Multum non multa – A principle for parish life

“The words of the wise are like goads, and like nails firmly fixed are the collected sayings; they are given by one Shepherd. My son, beware of anything beyond these. Of making many books there is no end, and much study is a weariness of the flesh.” – Ecclesiastes 12:11-12

Pliny the Younger put it this way: multum non multa – that is, not many things, but much.

It’s a principle of classical education, a movement which is growing within confessional Lutheran parish schools. In short, it says that the long, careful study of a few most excellent texts is of greater value than a rushed study of a greater number of lesser texts. This — and not any perceived snob factor — is why great schools spend time on Shakespeare and Virgil but probably not Divergent. Spending careful time with great literature gives students a greater familiarity with the texts, but it also teaches them that long, difficult tasks are both possible and worth doing. It’s a great way to plant and grow wisdom in young people in a school, but it’s also good advice for parish life as well.
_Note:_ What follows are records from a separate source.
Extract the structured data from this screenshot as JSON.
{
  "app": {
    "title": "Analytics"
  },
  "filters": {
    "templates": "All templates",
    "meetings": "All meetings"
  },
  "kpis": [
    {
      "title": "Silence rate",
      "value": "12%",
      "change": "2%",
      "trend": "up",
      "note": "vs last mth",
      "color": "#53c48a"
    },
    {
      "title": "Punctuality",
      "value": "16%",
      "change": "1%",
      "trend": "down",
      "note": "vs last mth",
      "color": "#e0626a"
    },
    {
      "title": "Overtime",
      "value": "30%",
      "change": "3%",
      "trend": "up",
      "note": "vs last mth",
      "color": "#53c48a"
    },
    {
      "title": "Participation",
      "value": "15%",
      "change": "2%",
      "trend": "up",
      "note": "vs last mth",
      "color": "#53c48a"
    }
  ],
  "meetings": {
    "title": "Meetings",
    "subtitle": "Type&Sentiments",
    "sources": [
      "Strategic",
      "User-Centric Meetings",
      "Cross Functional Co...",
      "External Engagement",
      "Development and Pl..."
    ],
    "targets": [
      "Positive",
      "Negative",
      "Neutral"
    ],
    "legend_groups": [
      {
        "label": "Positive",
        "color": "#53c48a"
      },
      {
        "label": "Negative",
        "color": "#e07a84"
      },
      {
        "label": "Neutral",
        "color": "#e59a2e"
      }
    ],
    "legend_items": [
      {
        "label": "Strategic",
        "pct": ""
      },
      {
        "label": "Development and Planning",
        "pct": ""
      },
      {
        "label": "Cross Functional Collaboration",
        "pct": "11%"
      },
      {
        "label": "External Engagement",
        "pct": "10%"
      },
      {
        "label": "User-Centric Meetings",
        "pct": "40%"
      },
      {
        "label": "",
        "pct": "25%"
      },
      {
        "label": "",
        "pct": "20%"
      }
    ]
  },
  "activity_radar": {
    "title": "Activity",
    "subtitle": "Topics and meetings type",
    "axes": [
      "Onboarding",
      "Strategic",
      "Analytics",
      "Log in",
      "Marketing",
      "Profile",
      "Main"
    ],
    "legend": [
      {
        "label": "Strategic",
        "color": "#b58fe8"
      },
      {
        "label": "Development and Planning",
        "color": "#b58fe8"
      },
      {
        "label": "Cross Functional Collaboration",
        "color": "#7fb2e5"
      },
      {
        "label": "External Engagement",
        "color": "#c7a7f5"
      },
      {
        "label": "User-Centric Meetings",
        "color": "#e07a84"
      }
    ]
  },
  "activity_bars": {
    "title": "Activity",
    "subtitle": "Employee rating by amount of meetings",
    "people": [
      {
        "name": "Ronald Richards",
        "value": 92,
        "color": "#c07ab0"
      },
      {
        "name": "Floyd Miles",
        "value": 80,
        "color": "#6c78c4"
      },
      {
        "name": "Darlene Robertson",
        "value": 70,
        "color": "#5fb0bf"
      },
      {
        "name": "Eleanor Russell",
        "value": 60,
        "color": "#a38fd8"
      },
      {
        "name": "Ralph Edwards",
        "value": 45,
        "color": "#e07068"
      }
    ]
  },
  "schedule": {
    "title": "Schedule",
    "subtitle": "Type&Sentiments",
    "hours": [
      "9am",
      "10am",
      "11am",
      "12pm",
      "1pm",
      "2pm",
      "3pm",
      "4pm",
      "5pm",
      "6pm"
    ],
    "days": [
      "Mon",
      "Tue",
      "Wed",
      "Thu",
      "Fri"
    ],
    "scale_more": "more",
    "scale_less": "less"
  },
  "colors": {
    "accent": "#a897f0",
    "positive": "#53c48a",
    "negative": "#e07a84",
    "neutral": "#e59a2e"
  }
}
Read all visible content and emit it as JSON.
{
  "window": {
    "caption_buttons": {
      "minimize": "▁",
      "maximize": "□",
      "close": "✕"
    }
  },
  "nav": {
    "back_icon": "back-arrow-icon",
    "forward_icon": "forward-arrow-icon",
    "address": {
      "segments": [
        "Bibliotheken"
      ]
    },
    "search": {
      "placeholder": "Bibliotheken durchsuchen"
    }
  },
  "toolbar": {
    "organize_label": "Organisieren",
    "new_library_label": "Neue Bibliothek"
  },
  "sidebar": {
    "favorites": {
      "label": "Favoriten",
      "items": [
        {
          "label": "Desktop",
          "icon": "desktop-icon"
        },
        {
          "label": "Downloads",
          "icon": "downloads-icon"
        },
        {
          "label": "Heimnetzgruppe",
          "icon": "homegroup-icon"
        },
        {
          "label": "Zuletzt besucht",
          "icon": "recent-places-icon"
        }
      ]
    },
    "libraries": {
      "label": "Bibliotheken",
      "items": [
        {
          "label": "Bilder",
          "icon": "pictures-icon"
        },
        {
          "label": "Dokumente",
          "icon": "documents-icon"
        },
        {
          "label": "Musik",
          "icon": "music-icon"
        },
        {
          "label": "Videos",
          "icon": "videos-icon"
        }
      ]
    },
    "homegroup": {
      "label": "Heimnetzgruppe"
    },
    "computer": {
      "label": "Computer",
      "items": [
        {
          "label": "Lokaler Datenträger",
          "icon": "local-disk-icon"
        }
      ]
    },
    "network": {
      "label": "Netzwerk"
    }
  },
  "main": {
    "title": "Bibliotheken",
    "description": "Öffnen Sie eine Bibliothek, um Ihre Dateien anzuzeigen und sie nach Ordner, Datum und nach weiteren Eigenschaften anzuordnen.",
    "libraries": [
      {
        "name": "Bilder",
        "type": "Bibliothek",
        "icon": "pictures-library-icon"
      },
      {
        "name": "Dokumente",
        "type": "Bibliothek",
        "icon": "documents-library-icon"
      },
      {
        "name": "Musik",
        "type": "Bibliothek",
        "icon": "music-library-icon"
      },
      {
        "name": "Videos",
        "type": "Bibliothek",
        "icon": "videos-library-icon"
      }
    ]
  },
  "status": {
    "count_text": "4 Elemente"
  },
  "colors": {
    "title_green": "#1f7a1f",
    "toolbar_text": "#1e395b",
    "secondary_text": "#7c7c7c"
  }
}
There is a tendency in the parish to stay busy. When the monthly calendar is being published, it seems important for everyone to know just how busy the pastor, secretary, and boards are. There is often pressure to hold a different study group for every possible demographic — singles, couples, young people, widows, retirees, families. Study groups spend much time discussing what they’re going to study next, even as they’re not finished with the current subject! During Bible studies, there is pressure to “get through the material.”

This is not helpful, and it does not lead to an increase in wisdom for the Christian disciple, because it usually means that there is little time or attention given to thoughtful reflection and making connections between topics. A Bible study (or parish school theology class) should allow time for students to make connections between new information and previously-learned information. This requires much time and, frankly, a slow pace. But the benefit is a Christian who can not only regurgitate facts and bullet points from the day’s lessons, but he can also begin to think theologically in an orthodox manner about questions and topics that come to him throughout the week.

Here are some practical ideas to cultivate Christian wisdom in the parish according to the principle of multum non multa:

  • Study the Bible the most. Study it frequently and thoroughly, and don’t apologize for it. If there is any wisdom in all the world, it’s to be found most surely and best in Holy Scripture.
  • Study the Confessions, too, but never at the expense of Holy Scripture. Focus on the creeds and the catechisms before branching out to the other confessional writings.
  • When selecting writing that is not Scripture or the Confessions, take into account who wrote it and what biases or false teachings he might have been inclined to put into his writing. It’s often said that such groups can “pick out the bones but keep the meat” but think about it — what kind of lame host serves venison but tells his guests to spit out the buckshot? Give them the good stuff and leave the bone-picking for the pastor’s study where it belongs.
  • If you’re using a pre-packaged study, and it contains a certain number of lessons, give yourself and your group permission to leave a lesson unfinished and return to it the next time. A ten-lesson series might do better in twelve or thirteen sessions, if the questions and discussions warrant.
  • Consider not using a pre-packaged study and simply studying a book of the Bible or great book together. My congregation has had — since long before I got here — a men’s group which meets at 6:30 am to read a solid theological book together and discuss. Not having pre-packaged questions allows everyone the freedom to ask their own questions and for us to pause as we read and reflect on what we’ve just read. To give you a sense of the kind of book we read, we finished Charles Porterfield Krauth’s The Conservative Reformation and Its Theology about a year ago. Laymen really can handle these things, and they’re usually delighted to find that out. That love of learning will serve the parish well, too, with lay leaders who can think theologically about parish administration.
  • One passage of Scripture can accomplish much theological education. If a passage lends itself to an excursus on the inspiration of Scripture or a discussion of a current event, use it! If the excursus serves to broaden theological understanding, helps Christians to confess the faith in the world, or otherwise edifies the hearers, don’t feel badly that the conversation has “gotten off topic.”
  • Don’t be afraid to use the Bible in order to teach the Catechism. When studying 1 Kings 21 and Naboth’s Vineyard, for example, don’t hesitate to work in the Ninth Commandment and its explanation.

Though it’s always been important for the church to cultivate wisdom among the faithful, it’s especially true now as Christians are unlikely to get much wisdom from the world. Hopefully this principle will prove useful to pastors and congregations as they continue to hand over the faith to the next generation.